Before foreign nationals are given visas or allowed to become legal permanent residents, they must demonstrate that they are not “inadmissible." This term describes a trait that makes their entry into the U.S. undesirable in the eyes of the government. The most common grounds for inadmissibility include health related grounds, economic or public charge grounds, criminal grounds or violation of immigration laws (such as working in the U.S. without authorization).
A foreign national who is inadmissible must qualify for a waiver, or else they will not be allowed into (or will be removed from, if they are already inside) the U.S.

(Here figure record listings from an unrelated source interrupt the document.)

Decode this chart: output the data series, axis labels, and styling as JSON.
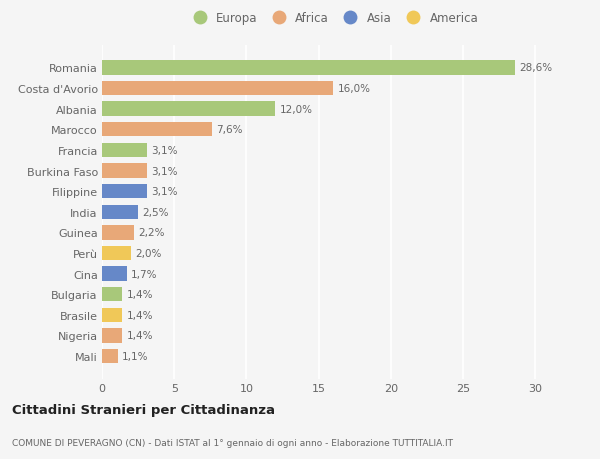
{
  "countries": [
    "Romania",
    "Costa d'Avorio",
    "Albania",
    "Marocco",
    "Francia",
    "Burkina Faso",
    "Filippine",
    "India",
    "Guinea",
    "Perù",
    "Cina",
    "Bulgaria",
    "Brasile",
    "Nigeria",
    "Mali"
  ],
  "values": [
    28.6,
    16.0,
    12.0,
    7.6,
    3.1,
    3.1,
    3.1,
    2.5,
    2.2,
    2.0,
    1.7,
    1.4,
    1.4,
    1.4,
    1.1
  ],
  "continents": [
    "Europa",
    "Africa",
    "Europa",
    "Africa",
    "Europa",
    "Africa",
    "Asia",
    "Asia",
    "Africa",
    "America",
    "Asia",
    "Europa",
    "America",
    "Africa",
    "Africa"
  ],
  "colors": {
    "Europa": "#a8c87a",
    "Africa": "#e8a878",
    "Asia": "#6688c8",
    "America": "#f0c858"
  },
  "legend_order": [
    "Europa",
    "Africa",
    "Asia",
    "America"
  ],
  "title": "Cittadini Stranieri per Cittadinanza",
  "subtitle": "COMUNE DI PEVERAGNO (CN) - Dati ISTAT al 1° gennaio di ogni anno - Elaborazione TUTTITALIA.IT",
  "xlim": [
    0,
    32
  ],
  "xticks": [
    0,
    5,
    10,
    15,
    20,
    25,
    30
  ],
  "background_color": "#f5f5f5",
  "bar_height": 0.7,
  "grid_color": "#ffffff",
  "label_color": "#666666",
  "title_color": "#222222"
}
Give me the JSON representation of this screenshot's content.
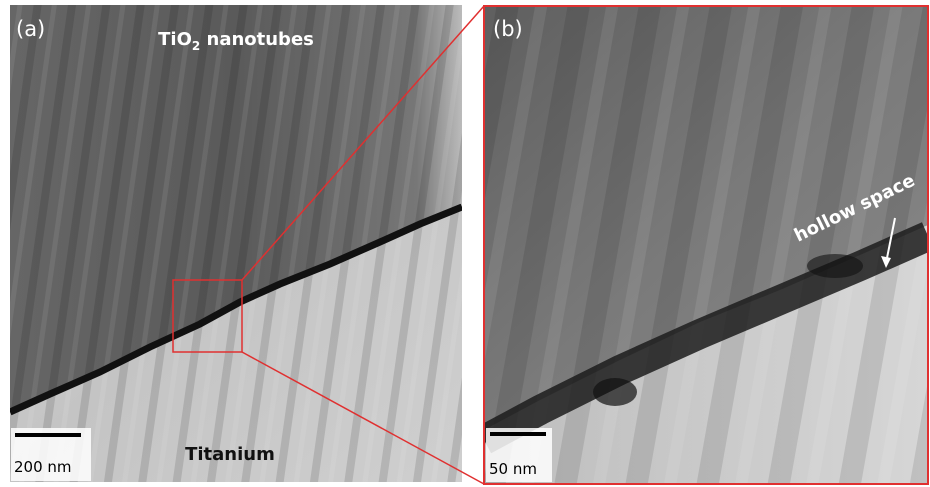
{
  "panel_a": {
    "label": "(a)",
    "top_label": [
      "TiO",
      "2",
      " nanotubes"
    ],
    "bottom_label": "Titanium",
    "scale_bar": "200 nm"
  },
  "panel_b": {
    "label": "(b)",
    "annotation": "hollow space",
    "scale_bar": "50 nm"
  }
}
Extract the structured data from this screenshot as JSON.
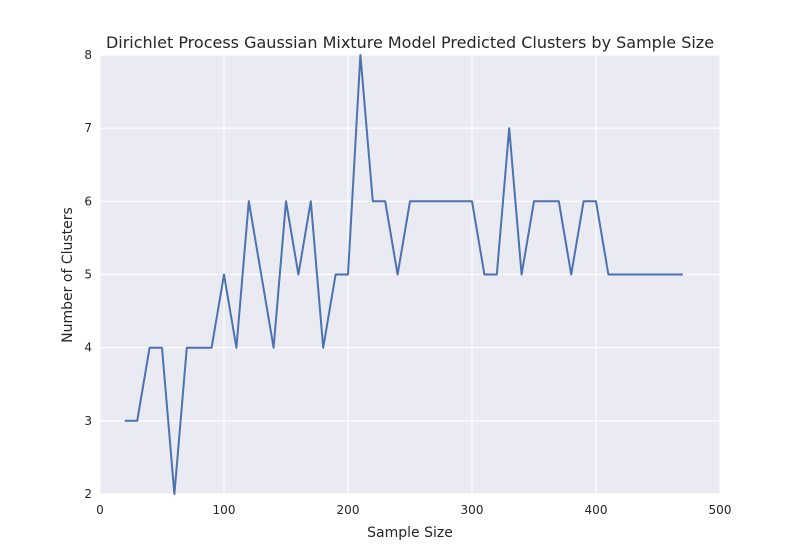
{
  "chart_data": {
    "type": "line",
    "title": "Dirichlet Process Gaussian Mixture Model Predicted Clusters by Sample Size",
    "xlabel": "Sample Size",
    "ylabel": "Number of Clusters",
    "xlim": [
      0,
      500
    ],
    "ylim": [
      2,
      8
    ],
    "xticks": [
      0,
      100,
      200,
      300,
      400,
      500
    ],
    "yticks": [
      2,
      3,
      4,
      5,
      6,
      7,
      8
    ],
    "grid": true,
    "legend": "none",
    "colors": {
      "background": "#eaeaf2",
      "grid": "#ffffff",
      "series": "#4c72b0"
    },
    "series": [
      {
        "x": [
          20,
          30,
          40,
          50,
          60,
          70,
          80,
          90,
          100,
          110,
          120,
          130,
          140,
          150,
          160,
          170,
          180,
          190,
          200,
          210,
          220,
          230,
          240,
          250,
          260,
          270,
          280,
          290,
          300,
          310,
          320,
          330,
          340,
          350,
          360,
          370,
          380,
          390,
          400,
          410,
          420,
          430,
          440,
          450,
          460,
          470
        ],
        "values": [
          3,
          3,
          4,
          4,
          2,
          4,
          4,
          4,
          5,
          4,
          6,
          5,
          4,
          6,
          5,
          6,
          4,
          5,
          5,
          8,
          6,
          6,
          5,
          6,
          6,
          6,
          6,
          6,
          6,
          5,
          5,
          7,
          5,
          6,
          6,
          6,
          5,
          6,
          6,
          5,
          5,
          5,
          5,
          5,
          5,
          5
        ]
      }
    ]
  }
}
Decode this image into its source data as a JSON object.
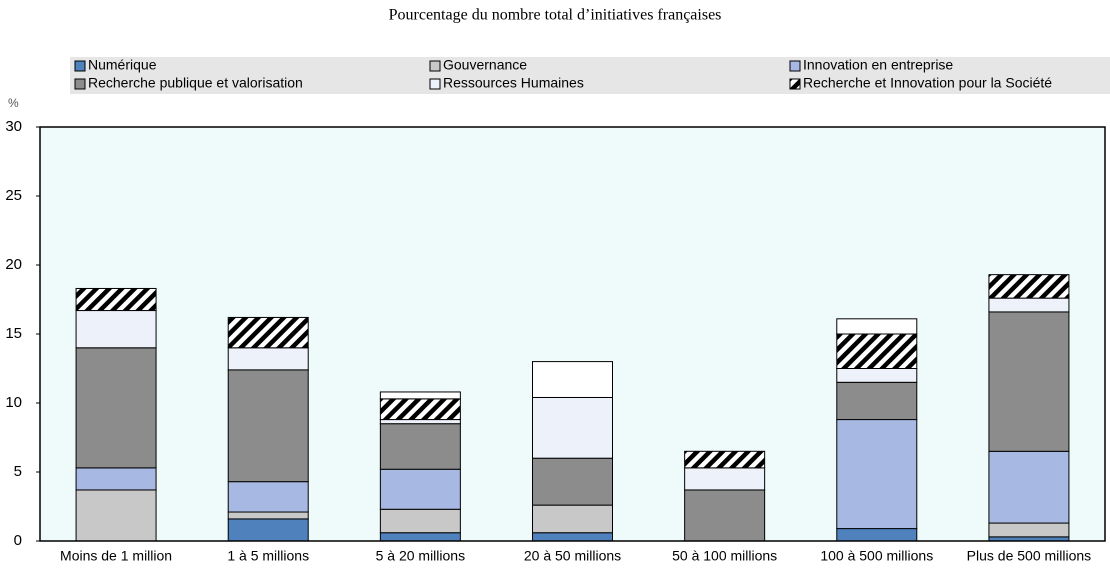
{
  "chart_data": {
    "type": "stacked_bar",
    "title": "Pourcentage du nombre total d’initiatives françaises",
    "ylabel": "%",
    "categories": [
      "Moins de 1 million",
      "1 à 5 millions",
      "5 à 20 millions",
      "20 à 50 millions",
      "50 à 100 millions",
      "100 à 500 millions",
      "Plus de 500 millions"
    ],
    "series": [
      {
        "name": "Numérique",
        "color": "#4f81bd",
        "values": [
          0,
          1.6,
          0.6,
          0.6,
          0,
          0.9,
          0.3
        ]
      },
      {
        "name": "Gouvernance",
        "color": "#c8c8c8",
        "values": [
          3.7,
          0.5,
          1.7,
          2.0,
          0,
          0,
          1.0
        ]
      },
      {
        "name": "Innovation en entreprise",
        "color": "#a7b9e3",
        "values": [
          1.6,
          2.2,
          2.9,
          0,
          0,
          7.9,
          5.2
        ]
      },
      {
        "name": "Recherche publique et valorisation",
        "color": "#8c8c8c",
        "values": [
          8.7,
          8.1,
          3.3,
          3.4,
          3.7,
          2.7,
          10.1
        ]
      },
      {
        "name": "Ressources Humaines",
        "color": "#edf1fa",
        "values": [
          2.7,
          1.6,
          0.3,
          4.4,
          1.6,
          1.0,
          1.0
        ]
      },
      {
        "name": "Recherche et Innovation pour la Société",
        "color": "#ffffff",
        "hatch": true,
        "values": [
          1.6,
          2.2,
          1.5,
          0,
          1.2,
          2.5,
          1.7
        ]
      },
      {
        "color": "#ffffff",
        "values": [
          0,
          0,
          0.5,
          2.6,
          0,
          1.1,
          0
        ]
      }
    ],
    "ylim": [
      0,
      30
    ],
    "yticks": [
      0,
      5,
      10,
      15,
      20,
      25,
      30
    ],
    "grid": false,
    "legend": "top"
  }
}
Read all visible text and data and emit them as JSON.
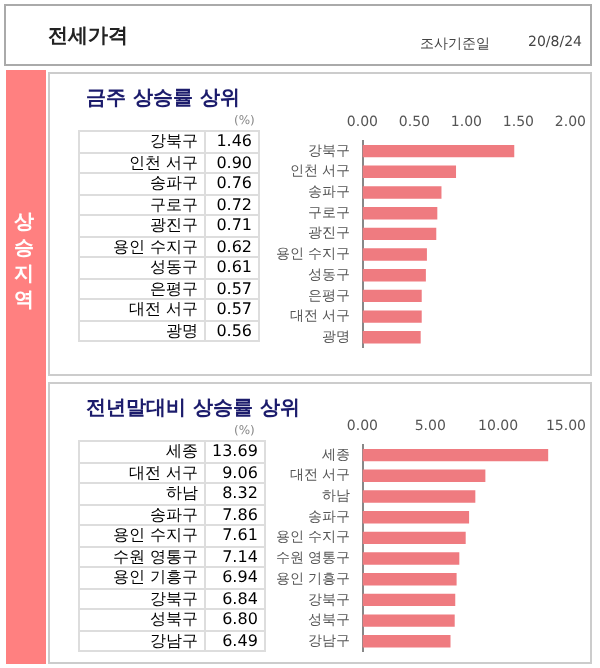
{
  "chart_data": [
    {
      "type": "bar",
      "orientation": "horizontal",
      "title": "금주 상승률 상위",
      "annotations": [
        "전세가격",
        "조사기준일",
        "20/8/24",
        "상승지역",
        "(%)"
      ],
      "categories": [
        "강북구",
        "인천 서구",
        "송파구",
        "구로구",
        "광진구",
        "용인 수지구",
        "성동구",
        "은평구",
        "대전 서구",
        "광명"
      ],
      "values": [
        1.46,
        0.9,
        0.76,
        0.72,
        0.71,
        0.62,
        0.61,
        0.57,
        0.57,
        0.56
      ],
      "value_labels": [
        "1.46",
        "0.90",
        "0.76",
        "0.72",
        "0.71",
        "0.62",
        "0.61",
        "0.57",
        "0.57",
        "0.56"
      ],
      "color": "#ef7b80",
      "xlim": [
        0,
        2
      ],
      "xticks": [
        {
          "value": 0,
          "label": "0.00"
        },
        {
          "value": 0.5,
          "label": "0.50"
        },
        {
          "value": 1,
          "label": "1.00"
        },
        {
          "value": 1.5,
          "label": "1.50"
        },
        {
          "value": 2,
          "label": "2.00"
        }
      ]
    },
    {
      "type": "bar",
      "orientation": "horizontal",
      "title": "전년말대비 상승률 상위",
      "annotations": [
        "(%)"
      ],
      "categories": [
        "세종",
        "대전 서구",
        "하남",
        "송파구",
        "용인 수지구",
        "수원 영통구",
        "용인 기흥구",
        "강북구",
        "성북구",
        "강남구"
      ],
      "values": [
        13.69,
        9.06,
        8.32,
        7.86,
        7.61,
        7.14,
        6.94,
        6.84,
        6.8,
        6.49
      ],
      "value_labels": [
        "13.69",
        "9.06",
        "8.32",
        "7.86",
        "7.61",
        "7.14",
        "6.94",
        "6.84",
        "6.80",
        "6.49"
      ],
      "color": "#ef7b80",
      "xlim": [
        0,
        15
      ],
      "xticks": [
        {
          "value": 0,
          "label": "0.00"
        },
        {
          "value": 5,
          "label": "5.00"
        },
        {
          "value": 10,
          "label": "10.00"
        },
        {
          "value": 15,
          "label": "15.00"
        }
      ]
    }
  ]
}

By granting the waiver, the federal government forgives or overlooks the ground of inadmissibility. Once granted, the waiver allows the foreign national to get an immigration benefit such as an immigrant visa or legal permanent residency.
It is important to consult with an experienced immigration attorney because the available waivers are numerous and complicated. The most common waivers are those for unlawful re-entry after removal, unlawful presence in the U.S. for a specific period of time, or working without authorization. There are also waivers for certain criminal charges.
Another often-used waiver is for foreign nationals charged with fraud. Foreign nationals who fail to include material information -- either because they commit mistakes when filling out immigration applications or rely on non-attorneys who put the incorrect information on the applications – are charged with fraud. Without a successful waiver application, fraud will make the foreign national ineligible for the immigration benefit.
There are many waivers available, but foreign nationals should discuss their specific situation with an attorney who can determine which waiver is best. An immigration attorney will have knowledge of all of the available waivers, when they can be used and from which government office they can be obtained.